Our client is seeking a DevOps Engineer that brings hands-on experience with observability tooling, system performance monitoring, and security automation.
This role will play a key part in maintaining system reliability, performance, and security across our cloud infrastructure, leveraging principles from the Google SRE Handbook.
Duration: 3 months + extension option
Location: remote
Responsibilities
- Develop and maintain custom Logstash modules for log ingestion, parsing, and enrichment tailored to enterprise needs.
- Configure and manage Azure Monitor and related telemetry tools for real-time system and application performance monitoring.
- Implement uptime monitoring, alerting, and incident response pipelines using industry best practices.
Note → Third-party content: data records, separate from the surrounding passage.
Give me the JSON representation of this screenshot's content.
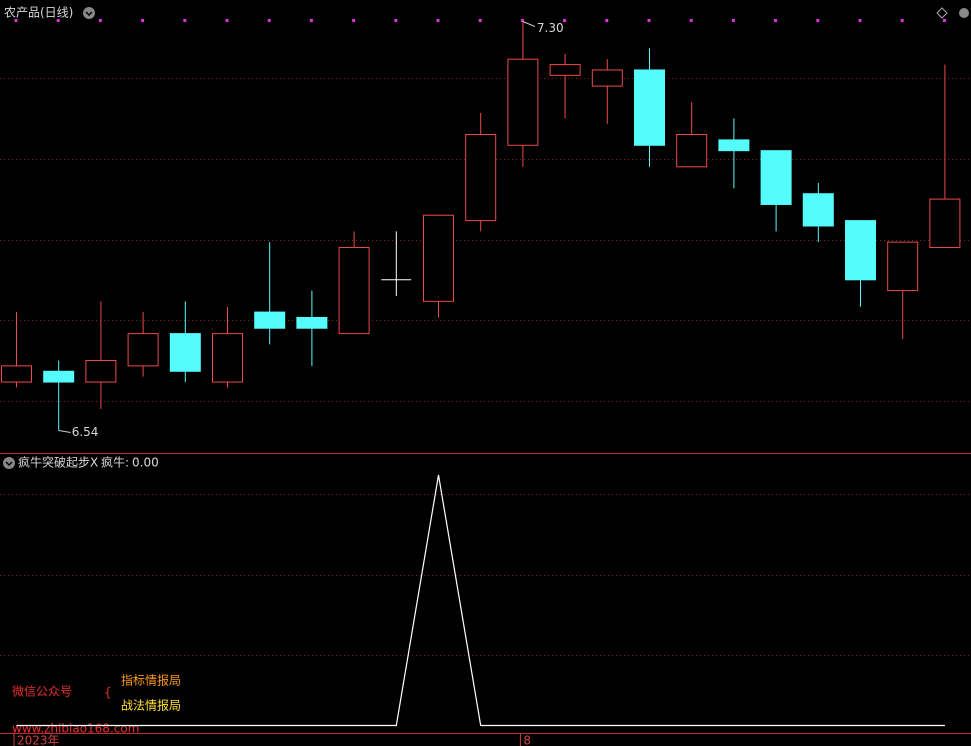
{
  "chart_data": [
    {
      "type": "candlestick",
      "title": "农产品(日线)",
      "categories": [
        "2023年",
        null,
        null,
        null,
        null,
        null,
        null,
        null,
        null,
        null,
        null,
        null,
        "8",
        null,
        null,
        null,
        null,
        null,
        null,
        null,
        null,
        null,
        null
      ],
      "open": [
        6.63,
        6.65,
        6.63,
        6.66,
        6.72,
        6.63,
        6.76,
        6.75,
        6.72,
        6.82,
        6.78,
        6.93,
        7.07,
        7.2,
        7.18,
        7.21,
        7.03,
        7.08,
        7.06,
        6.98,
        6.93,
        6.8,
        6.88
      ],
      "high": [
        6.76,
        6.67,
        6.78,
        6.76,
        6.78,
        6.77,
        6.89,
        6.8,
        6.91,
        6.91,
        6.94,
        7.13,
        7.3,
        7.24,
        7.23,
        7.25,
        7.15,
        7.12,
        7.06,
        7.0,
        6.93,
        6.89,
        7.22
      ],
      "low": [
        6.62,
        6.54,
        6.58,
        6.64,
        6.63,
        6.62,
        6.7,
        6.66,
        6.72,
        6.79,
        6.75,
        6.91,
        7.03,
        7.12,
        7.11,
        7.03,
        7.03,
        6.99,
        6.91,
        6.89,
        6.77,
        6.71,
        6.88
      ],
      "close": [
        6.66,
        6.63,
        6.67,
        6.72,
        6.65,
        6.72,
        6.73,
        6.73,
        6.88,
        6.82,
        6.94,
        7.09,
        7.23,
        7.22,
        7.21,
        7.07,
        7.09,
        7.06,
        6.96,
        6.92,
        6.82,
        6.89,
        6.97
      ],
      "max_label": "7.30",
      "min_label": "6.54",
      "ylim": [
        6.5,
        7.34
      ],
      "up_color": "#f04848",
      "down_color": "#54fcfc",
      "doji_color": "#ffffff"
    },
    {
      "type": "line",
      "title": "疯牛突破起步X",
      "series": [
        {
          "name": "疯牛",
          "color": "#ffffff",
          "values": [
            0,
            0,
            0,
            0,
            0,
            0,
            0,
            0,
            0,
            0,
            1,
            0,
            0,
            0,
            0,
            0,
            0,
            0,
            0,
            0,
            0,
            0,
            0
          ]
        }
      ],
      "last_value_label": "0.00",
      "ylim": [
        -0.03,
        1.08
      ]
    }
  ],
  "watermark": {
    "left": "微信公众号",
    "top": "指标情报局",
    "bottom": "战法情报局",
    "url": "www.zhibiao168.com"
  }
}
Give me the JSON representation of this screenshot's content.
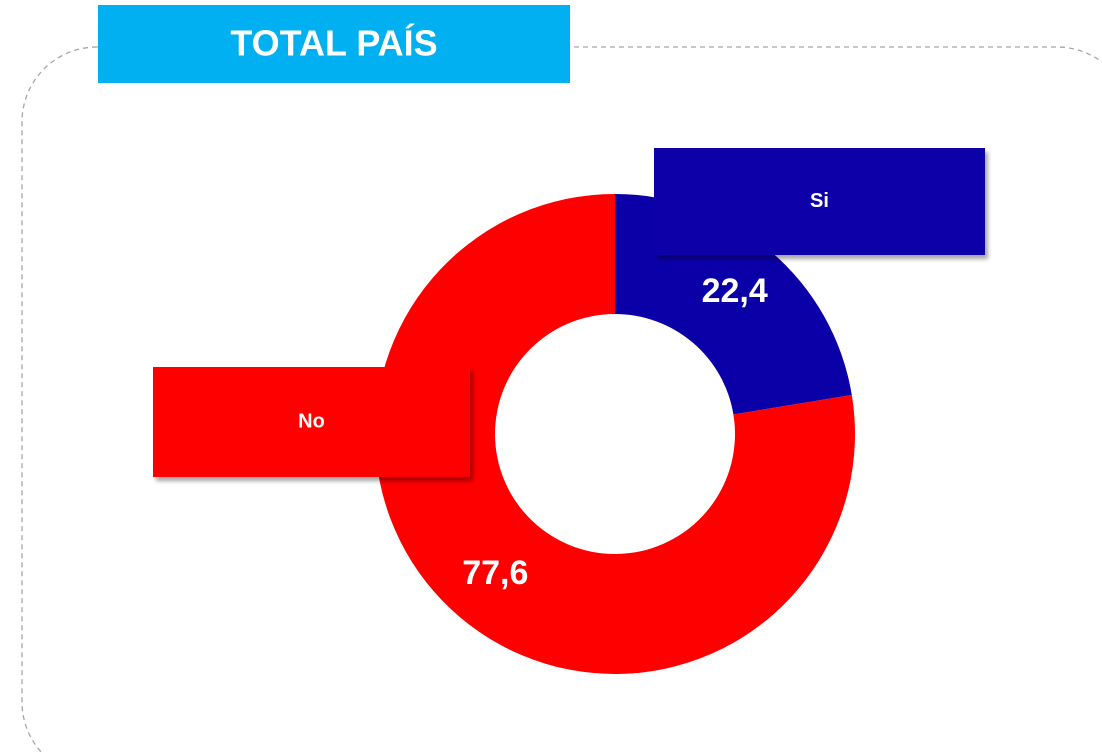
{
  "chart_data": {
    "type": "pie",
    "donut": true,
    "title": "TOTAL PAÍS",
    "categories": [
      "Si",
      "No"
    ],
    "values": [
      22.4,
      77.6
    ],
    "value_labels": [
      "22,4",
      "77,6"
    ],
    "colors": [
      "#0b00a8",
      "#ff0000"
    ]
  }
}
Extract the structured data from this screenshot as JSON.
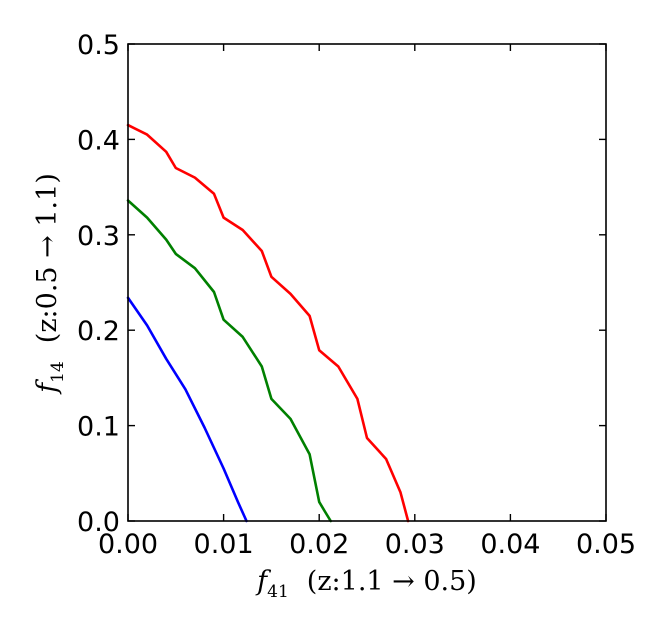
{
  "chart_data": {
    "type": "line",
    "title": "",
    "xlabel": "f_41 (z:1.1→0.5)",
    "ylabel": "f_14 (z:0.5→1.1)",
    "xlabel_parts": {
      "symbol": "f",
      "sub": "41",
      "text": "(z:1.1 → 0.5)"
    },
    "ylabel_parts": {
      "symbol": "f",
      "sub": "14",
      "text": "(z:0.5 → 1.1)"
    },
    "xlim": [
      0.0,
      0.05
    ],
    "ylim": [
      0.0,
      0.5
    ],
    "xticks": [
      "0.00",
      "0.01",
      "0.02",
      "0.03",
      "0.04",
      "0.05"
    ],
    "yticks": [
      "0.0",
      "0.1",
      "0.2",
      "0.3",
      "0.4",
      "0.5"
    ],
    "grid": false,
    "legend": "none",
    "series": [
      {
        "color": "#0000ff",
        "x": [
          0.0,
          0.002,
          0.004,
          0.006,
          0.008,
          0.01,
          0.0115,
          0.0124
        ],
        "y": [
          0.234,
          0.205,
          0.17,
          0.138,
          0.098,
          0.055,
          0.02,
          0.0
        ]
      },
      {
        "color": "#008000",
        "x": [
          0.0,
          0.002,
          0.004,
          0.005,
          0.007,
          0.009,
          0.01,
          0.012,
          0.014,
          0.015,
          0.017,
          0.019,
          0.02,
          0.0206,
          0.0212
        ],
        "y": [
          0.336,
          0.318,
          0.295,
          0.28,
          0.265,
          0.24,
          0.211,
          0.193,
          0.162,
          0.128,
          0.107,
          0.07,
          0.02,
          0.01,
          0.0
        ]
      },
      {
        "color": "#ff0000",
        "x": [
          0.0,
          0.002,
          0.004,
          0.005,
          0.007,
          0.009,
          0.01,
          0.012,
          0.014,
          0.015,
          0.017,
          0.019,
          0.02,
          0.022,
          0.024,
          0.025,
          0.027,
          0.0285,
          0.0293
        ],
        "y": [
          0.415,
          0.405,
          0.387,
          0.37,
          0.36,
          0.343,
          0.318,
          0.305,
          0.283,
          0.256,
          0.238,
          0.215,
          0.179,
          0.162,
          0.128,
          0.087,
          0.065,
          0.03,
          0.0
        ]
      }
    ]
  }
}
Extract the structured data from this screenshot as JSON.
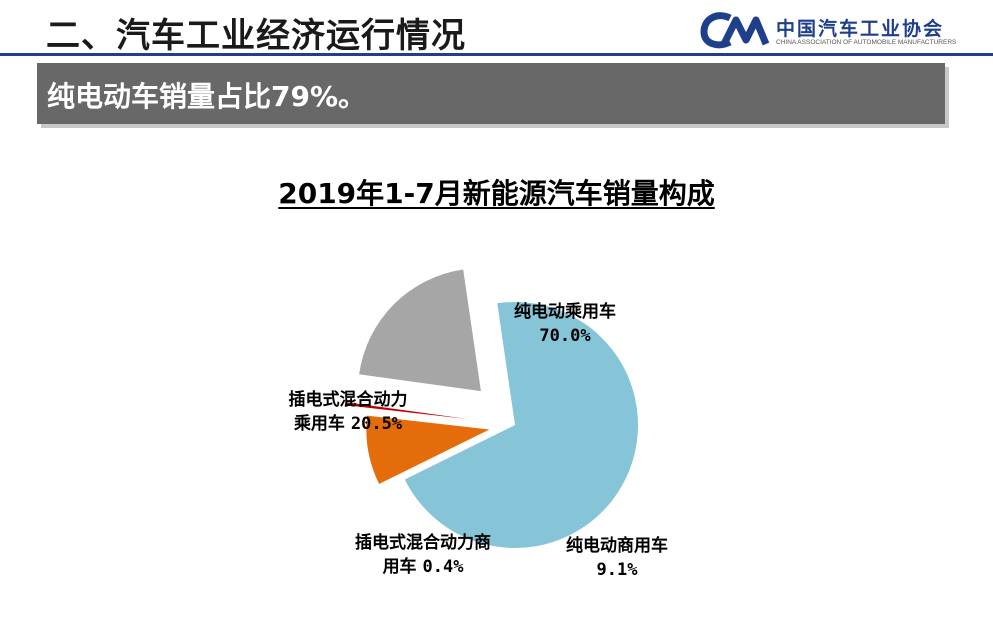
{
  "header": {
    "title": "二、汽车工业经济运行情况",
    "logo_name_cn": "中国汽车工业协会",
    "logo_name_en": "CHINA ASSOCIATION OF AUTOMOBILE MANUFACTURERS",
    "rule_color": "#1f3f8c"
  },
  "banner": {
    "text": "纯电动车销量占比79%。",
    "bg_color": "#686868"
  },
  "chart_data": {
    "type": "pie",
    "title": "2019年1-7月新能源汽车销量构成",
    "unit": "%",
    "slices": [
      {
        "label_line1": "纯电动乘用车",
        "label_line2": "",
        "value_text": "70.0%",
        "value": 70.0,
        "color": "#86c5d8"
      },
      {
        "label_line1": "纯电动商用车",
        "label_line2": "",
        "value_text": "9.1%",
        "value": 9.1,
        "color": "#e46c0a"
      },
      {
        "label_line1": "插电式混合动力商",
        "label_line2": "用车",
        "value_text": "0.4%",
        "value": 0.4,
        "color": "#c00000"
      },
      {
        "label_line1": "插电式混合动力",
        "label_line2": "乘用车",
        "value_text": "20.5%",
        "value": 20.5,
        "color": "#a6a6a6"
      }
    ]
  }
}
- Apply Google SRE principles to improve system availability, reliability, and scalability.
- Collaborate with development teams to integrate DevSecOps practices into CI/CD pipelines, focusing on security as code.
- Automate operational tasks and system diagnostics to reduce manual effort and improve response times.
- Conduct periodic reviews of infrastructure and application security posture and implement proactive remediation steps.
- Support disaster recovery, rollback planning, and real-time issue resolution during critical outages.
Requirements
- 5+ years of experience in DevOps or DevSecOps roles.
- Proficiency with Logstash, Elastic Stack, and custom plugin/module development.
- Experience with Azure Monitor, Application Insights, and Log Analytics.
- Familiarity with Google SRE practices and implementing SLIs, SLOs, and error budgets.
- Strong scripting skills (e.g., PowerShell, Bash, Python).
- Solid understanding of CI/CD pipelines, infrastructure-as-code (e.g., Terraform or Bicep), and containerization (Docker, Kubernetes).
- Experience integrating security controls into DevOps workflows.
- Excellent troubleshooting, communication, and collaboration skills.